Existing automatic prompt engineering methods are typically designed for discriminative tasks, where new task prompts are iteratively refined with limited feedback from a single metric reflecting a single aspect. However, these approaches are suboptimal for generative tasks, which require more nuanced guidance beyond a single numeric metric to improve the prompt and optimize multiple aspects of the generated text. To address these challenges, we propose a novel multi-aspect Critique-Suggestion-guided automatic Prompt Optimization (CriSPO) approach. CriSPO introduces a critique-suggestion module as its core component. This module spontaneously discovers aspects, and compares generated and reference texts across these aspects, providing specific suggestions for prompt modification. These clear critiques and actionable suggestions guide a receptive optimizer module to make more substantial changes, exploring a broader and more effective search space. To further improve CriSPO with multi-metric optimization, we introduce an Automatic Suffix Tuning (AST) extension to enhance the performance of task prompts across multiple metrics. We evaluate CriSPO on 4 state-of-the-art LLMs across 4 summarization and 5 QA datasets. Extensive experiments show 3-4% ROUGE score improvement on summarization and substantial improvement of various metrics on QA. Code available at https://github.com/amazon-science/crispo
Paper Structure (66 sections, 2 equations, 4 figures, 17 tables)
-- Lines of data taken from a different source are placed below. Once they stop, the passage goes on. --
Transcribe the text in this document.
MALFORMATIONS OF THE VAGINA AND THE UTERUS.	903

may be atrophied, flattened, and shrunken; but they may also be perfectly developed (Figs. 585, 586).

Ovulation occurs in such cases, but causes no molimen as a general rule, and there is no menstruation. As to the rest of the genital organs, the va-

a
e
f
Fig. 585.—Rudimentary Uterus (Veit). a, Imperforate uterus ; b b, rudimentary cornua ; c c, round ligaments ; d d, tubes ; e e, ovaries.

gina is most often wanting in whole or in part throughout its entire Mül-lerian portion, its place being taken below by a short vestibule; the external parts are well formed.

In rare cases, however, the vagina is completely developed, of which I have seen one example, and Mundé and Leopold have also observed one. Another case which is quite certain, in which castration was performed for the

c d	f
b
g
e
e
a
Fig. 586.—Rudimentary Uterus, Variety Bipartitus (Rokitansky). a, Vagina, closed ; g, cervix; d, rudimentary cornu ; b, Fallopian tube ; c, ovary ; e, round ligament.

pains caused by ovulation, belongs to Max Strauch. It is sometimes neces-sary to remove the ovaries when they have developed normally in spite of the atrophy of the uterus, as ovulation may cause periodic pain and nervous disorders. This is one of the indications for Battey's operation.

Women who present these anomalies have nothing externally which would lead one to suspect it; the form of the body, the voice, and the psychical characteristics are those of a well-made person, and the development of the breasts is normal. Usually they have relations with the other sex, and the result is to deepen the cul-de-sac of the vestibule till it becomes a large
This paper contains 66 sections, 2 equations, 4 figures, 17 tables.

Figures (4)

  • Figure 1: The CriSPO workflow for text generation tasks. In each iteration, a candidate task prompt $p_t$ is applied to $\mathcal{D}_{\texttt{trn}}$ (step 1) and evaluated using a multi-aspect critique-suggestion meta-prompt $M_c$ (step 2). We select top-$K$ previously sampled task prompts (step 3) and use a receptive optimizer $M_o$ to generate the next candidate $p_{t+1}$ (step 4). The automatic optimization loop runs multiple iterations, while the best task prompt is selected based on performance on $\mathcal{D}_{\texttt{dev}}$.
  • Figure 2: A word cloud showing the different aspects identified by CriSPO when comparing generations and references.
  • Figure 3: Ablation studies with Claude Instant on SAMSum. For each setup, we report the mean ROUGE1 F1 and standard deviation across three runs. For (c), we change the random seed to select different samples across the three runs.
  • Figure 4: Visualization of prompt diversity on 4 summarization datasets for OPRO in red $\bullet$ and CriSPO in blue $\times$.